The fox and the hedgehog
Allen Kessler has turned to the wisdom of crowds to solve a decades old question: who is better at No-Limit Hold’em, Phil Ivey or Phil Hellmuth?
Kessler set up a Twitter poll to see what the poker community thinks. The question he asked was phrased as: “Who’s better at no limit holdem?”
They both have strong cases.
It’s a difficult call to make. They both have strong cases.
Phil Ivey always appears in any discussion of the greatest all-around poker players. Phil Hellmuth, however, is a contender for best-in-class when it comes to tournament No-Limit Hold’em.
Can the adaptive fox beat the specialist hedgehog at its own game? NLH is the home turf of our hedgehog, but even so, 88.3% of the first 4,998 voters in Kessler’s poll went for Phil Ivey.
Negreanu berates the brat
Kessler’s prompt for the question was a clip from Poker After Dark in which Negreanu hammered Hellmuth over claims of being the best poker player in the world. The epic rant took Hellmuth to task over not playing in high roller events and above all for Hellmuth’s claim to be better at tournament Hold’em than Phil Ivey.
“You want me to tell you you’re better at something than Phil Ivey at something, then what?” Negreanu asks.
Hellmuth sheepishly asks if he’s not better at Texas Hold’em than Phil Ivey, only to to be told that he is “not better at anything than Phil Ivey,” by Negreanu.
Hellmuth is no stranger to confrontations at the poker table, but even he seemed shaken by the exchange.
Part of what makes the comparison difficult is the lack of comparable results between Ivey and Hellmuth. They don’t often play the same formats.
Phil Ivey only rarely plays tournament poker now, favoring cash games for the most part. Phil Hellmuth plays almost nothing but tournaments.
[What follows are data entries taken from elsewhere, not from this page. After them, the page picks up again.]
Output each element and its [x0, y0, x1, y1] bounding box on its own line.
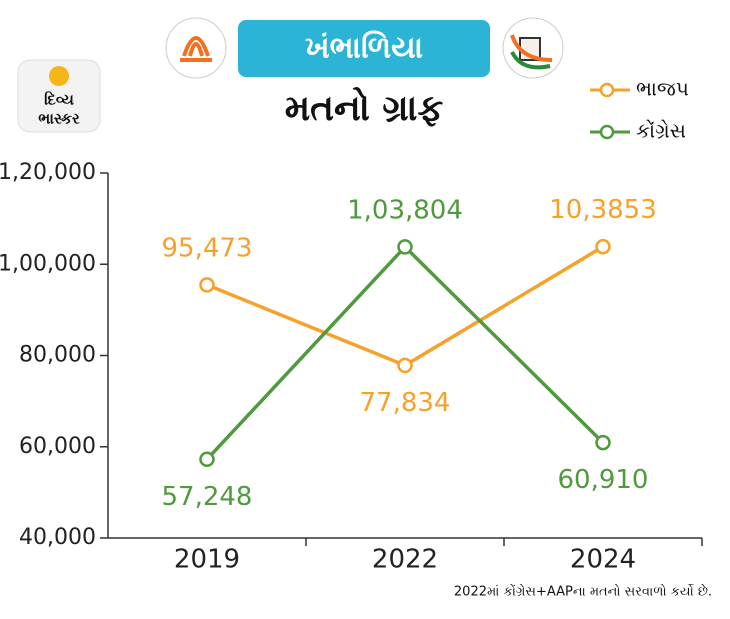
- logo-sun: [49, 66, 69, 86]
- congress-stripe: [510, 34, 553, 62]
- value-label: 95,473: [162, 233, 253, 263]
- x-tick-label: 2024: [570, 545, 636, 575]
- y-tick-label: 80,000: [19, 343, 96, 368]
- x-tick-label: 2022: [372, 545, 438, 575]
- point: [595, 434, 611, 451]
- bjp-lotus: [180, 36, 212, 62]
- value-label: 10,3853: [549, 195, 657, 225]
- y-tick-label: 1,20,000: [0, 160, 96, 185]
- logo-text: દિવ્ય: [44, 91, 74, 109]
- chart-title: મતનો ગ્રાફ: [285, 86, 444, 129]
- legend-label: કોંગ્રેસ: [636, 119, 686, 143]
- y-tick-label: 60,000: [19, 434, 96, 459]
- point: [199, 451, 215, 468]
- y-tick-label: 40,000: [19, 525, 96, 550]
- place-name: ખંભાળિયા: [305, 31, 423, 66]
- legend-marker: [599, 124, 615, 140]
- note: 2022માં કોંગ્રેસ+AAPના મતનો સરવાળો કર્યો…: [454, 583, 712, 599]
- logo-box: [17, 59, 101, 133]
- legend-marker: [599, 82, 615, 98]
- y-tick-label: 1,00,000: [0, 251, 96, 276]
- point: [397, 357, 413, 374]
- congress-stripe: [510, 51, 551, 70]
- point: [199, 277, 215, 293]
- logo-text: ભાસ્કર: [38, 110, 80, 128]
- point: [595, 238, 611, 255]
- point: [397, 239, 413, 255]
- party-logo: [165, 17, 227, 79]
- value-label: 1,03,804: [347, 195, 463, 225]
- place-box: [238, 20, 490, 77]
- legend-label: ભાજપ: [636, 77, 689, 101]
- value-label: 77,834: [360, 388, 451, 418]
- x-tick-label: 2019: [174, 545, 240, 575]
- value-label: 60,910: [558, 465, 649, 495]
- value-label: 57,248: [162, 482, 253, 512]
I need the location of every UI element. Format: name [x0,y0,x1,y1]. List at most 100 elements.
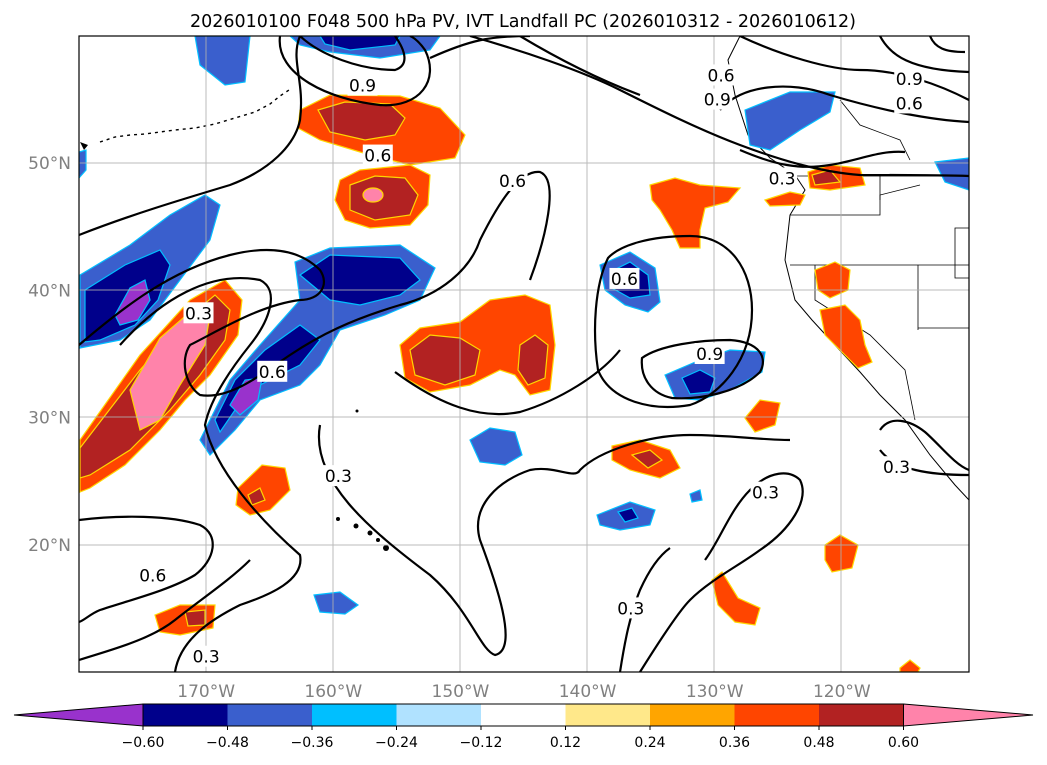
colorbar-tick-label: −0.48 [206,735,249,751]
contour-label: 0.6 [708,66,735,86]
positive-region [129,311,211,431]
positive-region [649,177,742,249]
negative-region [469,427,523,466]
colorbar-tick-label: 0.48 [803,735,834,751]
contour-line [879,419,969,472]
positive-region [711,571,761,626]
contour-label: 0.3 [193,648,220,668]
lon-tick-label: 150°W [432,682,490,702]
colorbar-tick-label: −0.36 [291,735,334,751]
positive-anomalies [79,94,921,672]
contour-line [119,276,302,672]
colorbar-segment [481,704,566,726]
positive-region [317,101,406,141]
contour-line [639,472,804,672]
contour-label-bg [881,456,912,478]
colorbar: −0.60 −0.48 −0.36 −0.24 −0.12 0.12 0.24 0.36 0.4… [13,703,1034,751]
contour-line [317,424,791,657]
contour-label-bg [694,343,725,364]
contour-labels: 0.9 0.6 0.3 0.6 0.3 0.6 0.6 0.9 0.6 0.9 0.3 0.9 0.6 0… [137,64,925,668]
contour-line [79,170,551,397]
contour-label-bg [894,92,925,114]
aleutian-islands [80,87,293,150]
contour-line [739,148,906,168]
contour-label: 0.6 [259,363,286,383]
negative-region [681,369,716,395]
contour-line [519,36,641,97]
latitude-labels: 50°N 40°N 30°N 20°N [28,154,71,556]
positive-region [362,187,384,203]
contour-label-bg [609,267,640,289]
negative-region [194,36,251,86]
negative-region [617,507,639,523]
colorbar-frame [142,703,904,727]
colorbar-extend-max [903,703,1034,727]
contour-label-bg [347,74,378,96]
contour-label: 0.3 [617,599,644,619]
colorbar-tick-label: 0.12 [550,735,581,751]
lon-tick-label: 170°W [177,682,235,702]
contour-label-bg [894,68,925,90]
lon-tick-label: 130°W [686,682,744,702]
contour-label: 0.6 [896,94,923,114]
contour-label-bg [183,302,214,324]
lon-tick-label: 140°W [559,682,617,702]
negative-region [744,91,836,151]
colorbar-segment [650,704,735,726]
contour-line [879,449,969,477]
contour-line [879,36,969,74]
lon-tick-label: 160°W [304,682,362,702]
positive-region [763,191,806,207]
negative-region [313,591,360,615]
contour-line [640,338,764,400]
contour-label: 0.3 [883,458,910,478]
contour-line [469,36,969,178]
contour-line [739,36,969,101]
positive-region [899,659,921,672]
gridlines [79,36,969,672]
positive-region [811,169,842,186]
positive-region [184,609,206,627]
contour-label: 0.3 [325,467,352,487]
contour-label: 0.3 [769,169,796,189]
hawaiian-islands [336,409,389,551]
colorbar-segment [565,704,651,726]
contour-line [79,36,303,237]
contour-line [593,234,754,409]
colorbar-segment [734,704,820,726]
contour-label: 0.6 [499,172,526,192]
contour-line [79,559,251,662]
contour-line [928,36,966,54]
colorbar-tick-label: 0.36 [719,735,750,751]
contour-label: 0.6 [364,147,391,167]
lat-tick-label: 50°N [28,154,71,174]
colorbar-tick-label: −0.60 [122,735,165,751]
contour-line [719,85,969,124]
contour-label: 0.9 [696,345,723,365]
positive-region [819,304,873,369]
chart-title: 2026010100 F048 500 hPa PV, IVT Landfall… [190,12,856,32]
colorbar-tick-label: −0.12 [460,735,503,751]
colorbar-extend-min [13,703,144,727]
colorbar-segment [396,704,482,726]
positive-region [349,175,419,221]
contour-label-bg [615,597,646,619]
contour-label-bg [497,170,528,192]
positive-region [744,399,781,433]
map-frame [78,35,970,673]
contour-line [394,349,621,416]
contour-label-bg [137,564,168,586]
map-panel: 0.9 0.6 0.3 0.6 0.3 0.6 0.6 0.9 0.6 0.9 0.3 0.9 0.6 0… [79,36,969,672]
contour-label: 0.9 [704,91,731,111]
colorbar-segment [819,704,904,726]
longitude-labels: 170°W 160°W 150°W 140°W 130°W 120°W [177,682,871,702]
colorbar-segment [143,704,228,726]
contour-line [79,515,214,624]
positive-region [409,334,481,386]
contour-label-bg [706,64,737,86]
contours [79,36,969,672]
negative-region [229,377,263,416]
contour-label: 0.3 [185,304,212,324]
lat-tick-label: 20°N [28,536,71,556]
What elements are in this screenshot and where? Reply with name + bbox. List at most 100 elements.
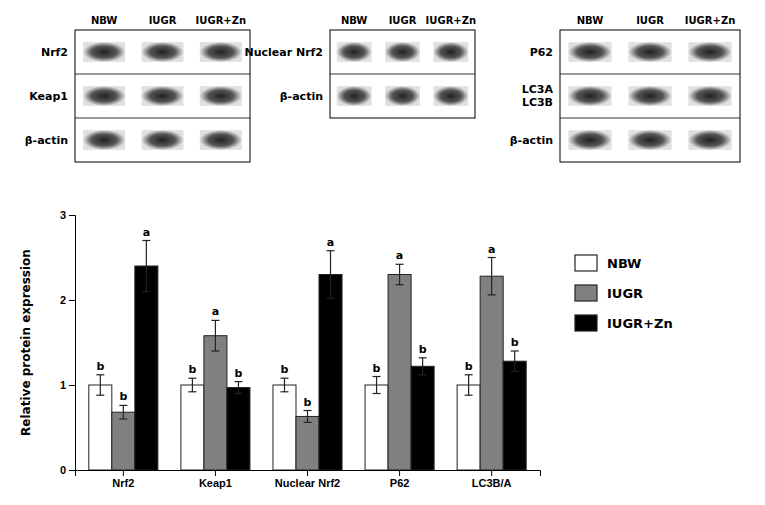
bar xyxy=(227,388,250,470)
blot-column-label: IUGR xyxy=(636,15,664,26)
error-cap xyxy=(188,391,196,392)
tick-mark xyxy=(399,470,400,476)
blot-divider xyxy=(75,118,250,119)
blot-band xyxy=(142,130,184,150)
bar xyxy=(296,416,319,470)
legend-swatch xyxy=(575,285,597,301)
blot-cell xyxy=(433,86,468,106)
blot-band xyxy=(83,86,125,106)
blot-row-label: β-actin xyxy=(280,90,323,103)
error-cap xyxy=(96,374,104,375)
blot-band xyxy=(200,86,242,106)
error-cap xyxy=(142,291,150,292)
y-axis: 0 1 2 3 xyxy=(60,209,76,476)
error-cap xyxy=(280,378,288,379)
bar-series xyxy=(112,258,503,471)
blot-row-label: Nuclear Nrf2 xyxy=(244,46,323,59)
significance-label: b xyxy=(419,343,427,356)
blot-band xyxy=(200,42,242,62)
error-line xyxy=(376,377,377,394)
bar xyxy=(365,385,388,470)
error-line xyxy=(330,251,331,299)
error-cap xyxy=(304,410,312,411)
blot-band xyxy=(628,86,671,106)
error-line xyxy=(146,241,147,292)
error-cap xyxy=(465,395,473,396)
blot-column-label: IUGR+Zn xyxy=(426,15,477,26)
blot-column-label: IUGR xyxy=(389,15,417,26)
significance-label: a xyxy=(488,243,495,256)
error-cap xyxy=(280,391,288,392)
blot-cell xyxy=(628,130,671,150)
blot-cell xyxy=(628,42,671,62)
error-cap xyxy=(211,320,219,321)
tick: 0 xyxy=(60,464,75,476)
error-cap xyxy=(396,264,404,265)
significance-label: b xyxy=(304,396,312,409)
error-line xyxy=(284,378,285,392)
error-cap xyxy=(96,395,104,396)
tick: LC3B/A xyxy=(472,470,512,489)
blot-row-label: LC3A xyxy=(522,83,554,96)
error-cap xyxy=(488,294,496,295)
tick-mark xyxy=(69,470,75,471)
tick: Nrf2 xyxy=(112,470,134,489)
tick-label: 2 xyxy=(60,294,66,306)
blot-column-label: IUGR+Zn xyxy=(196,15,247,26)
legend-swatch xyxy=(575,255,597,271)
x-axis: Nrf2Keap1Nuclear Nrf2P62LC3B/A xyxy=(76,470,541,489)
blot-column-label: NBW xyxy=(91,15,117,26)
tick: 3 xyxy=(60,209,75,221)
significance-label: a xyxy=(327,236,334,249)
legend: NBWIUGRIUGR+Zn xyxy=(575,255,673,331)
significance-label: a xyxy=(396,249,403,262)
blot-divider xyxy=(75,74,250,75)
bar xyxy=(204,336,227,470)
legend-label: IUGR xyxy=(607,286,643,301)
blot-panel: P62LC3ALC3Bβ-actinNBWIUGRIUGR+Zn xyxy=(510,15,740,162)
error-line xyxy=(100,375,101,395)
legend-label: IUGR+Zn xyxy=(607,316,673,331)
blot-cell xyxy=(385,86,420,106)
blot-cell xyxy=(83,42,125,62)
error-cap xyxy=(465,374,473,375)
error-cap xyxy=(119,405,127,406)
blot-column-label: NBW xyxy=(577,15,603,26)
blot-frame xyxy=(560,30,740,162)
axis-line xyxy=(76,471,541,477)
error-bar xyxy=(304,411,312,423)
blot-row-label: β-actin xyxy=(510,134,553,147)
tick-label: P62 xyxy=(390,477,410,489)
error-line xyxy=(468,375,469,395)
blot-cell xyxy=(688,86,731,106)
error-line xyxy=(307,411,308,423)
error-line xyxy=(215,320,216,351)
blot-cell xyxy=(83,130,125,150)
blot-panel: Nuclear Nrf2β-actinNBWIUGRIUGR+Zn xyxy=(244,15,476,118)
error-cap xyxy=(396,284,404,285)
tick-mark xyxy=(69,300,75,301)
blot-cell xyxy=(142,86,184,106)
blot-divider xyxy=(560,74,740,75)
blot-frame xyxy=(75,30,250,162)
error-line xyxy=(422,358,423,375)
legend-item: IUGR xyxy=(575,285,643,301)
legend-item: IUGR+Zn xyxy=(575,315,673,331)
error-cap xyxy=(373,376,381,377)
blot-band xyxy=(688,42,731,62)
bar xyxy=(112,412,135,470)
tick-label: Nrf2 xyxy=(112,477,134,489)
blot-cell xyxy=(385,42,420,62)
tick-mark xyxy=(123,470,124,476)
significance-label: b xyxy=(188,363,196,376)
blot-cell xyxy=(142,130,184,150)
tick-mark xyxy=(69,385,75,386)
blot-cell xyxy=(568,42,611,62)
tick-mark xyxy=(215,470,216,476)
marks xyxy=(89,241,526,471)
error-bar xyxy=(211,320,219,351)
tick-label: 1 xyxy=(60,379,66,391)
tick-mark xyxy=(491,470,492,476)
blot-panel: Nrf2Keap1β-actinNBWIUGRIUGR+Zn xyxy=(25,15,250,162)
blot-band xyxy=(688,86,731,106)
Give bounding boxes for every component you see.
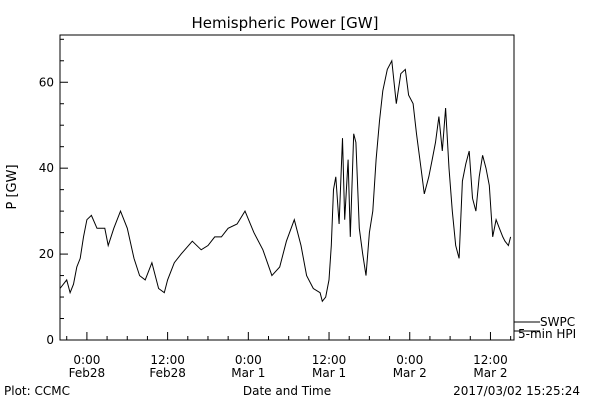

When Ivey does play tournaments, it is usually super high roller events. Hellmuth, on the other hand, is rarely seen in a tournament with more than a $10,000 buy-in outside of the World Series of Poker
Hellmuth seeks publicity wherever he can
The biggest difference between the players isn’t the games they play though. It is that Hellmuth seeks publicity wherever he can, while Ivey is a quiet player whose time playing private games lends his results an air of mystery (for years, Ivey vanished into the back rooms of Macau).
This difference may also give us a clue as to the true answer to Kessler’s question: Ivey’s talent can speak entirely for itself, while Hellmuth’s requires a full-time salesman.